La plupart considèrent ainsi qu’entre un jouet traditionnel et un gadget connecté (tablette ou smartphone), le choix reste ardu pour leurs enfants. 21% estiment ainsi que la préférence de leur enfant irait vers les objets connectés, 22% pensent que leurs enfants pencheraient plutôt pour des jouets, s’ils ne devaient garder qu’une seule chose.

En Angleterre par exemple, le résultat est bien plus tranché: 32% des parents pensent que leurs enfants préfèrent une tablette ou un smartphone, aux jouets (11%), aux animaux de compagnie (9%) et même aux vacances (12%).

 

Des parents à la fois optimistes et préoccupés

Malgré quelques craintes, les parents sont globalement optimistes dans tous les marchés interrogés quant aux bénéfices des compétences et de l’appétit face aux nouvelles technologies de leurs enfants.

En France, tout comme dans la plupart des pays interrogés, près de 75% des parents pensent que les enfants pourront tirer profit de leur usage des nouvelles technologies dans leur carrière professionnelle.

43% des parents français pensent même que les nouvelles technologies aident leurs enfants à réfléchir plus vite.

« Les enfants s’adaptent et composent avec les nouvelles technologiques sans aucun des freins que nous nous imposons : ils ne sont pas nés avec, ils sont nés dedans !

Quiconque côtoie de jeunes enfants aujourd’hui peut attester avoir été émerveillé un nombre incalculable de fois par leur agilité :  qu’il s’agisse de trouver une solution pour configurer plusieurs profils Netflix où de les observer balayer presque naturellement l’écran d’un Smartphone pour cacher une notification qui le gêne pour regarder PeppaPig !. »

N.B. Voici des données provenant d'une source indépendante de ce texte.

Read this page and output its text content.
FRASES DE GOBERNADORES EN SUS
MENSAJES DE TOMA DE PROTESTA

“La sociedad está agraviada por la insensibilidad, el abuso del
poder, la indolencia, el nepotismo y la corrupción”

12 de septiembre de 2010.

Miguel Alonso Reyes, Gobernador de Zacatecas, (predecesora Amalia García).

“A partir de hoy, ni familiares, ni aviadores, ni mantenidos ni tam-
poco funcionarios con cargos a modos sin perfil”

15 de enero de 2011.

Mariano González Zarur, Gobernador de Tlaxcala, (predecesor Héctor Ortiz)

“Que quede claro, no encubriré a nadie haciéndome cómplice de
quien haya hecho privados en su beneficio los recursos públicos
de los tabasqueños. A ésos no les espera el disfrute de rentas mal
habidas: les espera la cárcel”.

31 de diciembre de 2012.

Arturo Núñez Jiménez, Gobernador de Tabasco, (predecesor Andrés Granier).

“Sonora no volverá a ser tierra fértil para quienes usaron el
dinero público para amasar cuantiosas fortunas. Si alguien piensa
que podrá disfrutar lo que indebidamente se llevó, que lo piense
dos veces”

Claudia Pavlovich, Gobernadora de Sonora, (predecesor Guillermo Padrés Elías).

-explique Virginie Puchaux, Directrice de l’Agence Hotwire France.

 

Toutefois, la santé et l’équilibre de leurs enfants restent des éléments de préoccupation pour les parents.

Plus de 73% des parents se préoccupent du temps passé devant un écran. Ils sont aussi plus de 40% à déplorer le fait que leurs enfants ne prennent pas assez l’air et sont trop enfermés.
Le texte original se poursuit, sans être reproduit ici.